Der Gottesdienstkritiker
Dass man sich mit Gottesdienstkritiken gehörig in die Nesseln setzen kann, musste das Innerschweizer Newsportal zentralplus erleben. Thomas Wehrli, Ressortleiter Fricktal bei der Aargauer Zeitung, ist sich dieser Herausforderung bewusst. Sein doppelter Heimvorteil als gebürtiger Fricktaler und Katholik dürfte ihm bei seinem Vorhaben zum Vorteil gereichen. Herr Wehrli, was hat Sie bewogen, für die Aargauer Zeitung Gottesdienste zu besprechen?
Thomas Wehrli: Im Grunde hat Bischof Felix Gmür mit seiner Ankündigung den Ausschlag gegeben, «seine» Seelsorgenden in die Predigt-Weiterbildung zu schicken. Der Bischof wünscht sich mehr Alltagsbezug.
Was macht denn eine spannende Predigt aus?

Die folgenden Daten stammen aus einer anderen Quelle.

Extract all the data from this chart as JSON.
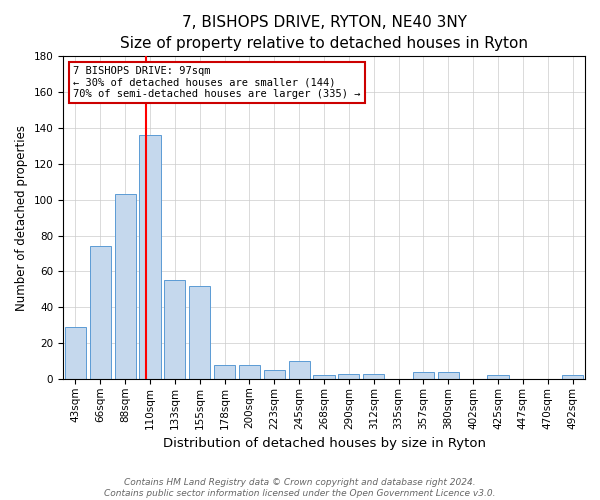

Das ist eine gute Frage. Ich beobachte ja bei mir selbst auch bei Predigten, dass ich entweder aufmerksam bei der Sache bin oder abschweife. Letztlich ist es sehr individuell, ob eine Predigt ankommt oder nicht. Jemand, der in Trauer ist, braucht gewiss etwas anderes als jemand, der sich glücklich fühlt.
Und generell?
Aus meiner Sicht gibt es zwei Punkte: Erstens muss ich mit einem guten Gefühl aus dem Gottesdienst kommen. Damit meine ich, dass ich etwas für mich mitnehmen kann. Und zweitens muss eine Predigt auch Feuer haben. Wenn es wie das Verlesen eines Protokolls klingt, dann fesselt es mich nicht. Über Gestik und Mimik sollte ein gewisser Dialog mit der Zuhörerschaft entstehen.
In der heutigen Zeit bieten sich ja auch technische Hilfsmittel für ein gelungenes Predigterlebnis an.
Ein Headset-Mikrofon ist sicher eine gute Sache und kann dazu beitragen, mehr Lebendigkeit zu schaffen. Wichtig ist meiner Ansicht nach Authentizität, sonst kann es schnell zu einem schlechten Kino werden. Spezielles sollte man gezielt einsetzen. Eine Herausforderung ist mit Sicherheit auch die Vielschichtigkeit der Gottesdienstbesucherinnen und Gottesdienstbesucher. Ein 70-Jähriger braucht vielleicht das Weihrauchfass, ein Junger nicht. In diesem Spanungsfeld bewegt sich die katholische Kirche heute.
Sie haben früher ministriert, heute studieren Sie berufsbegleitend Theologie und lesen als Lektor selbst in der Kirche. Wodurch fühlen Sie sich am meisten angesprochen?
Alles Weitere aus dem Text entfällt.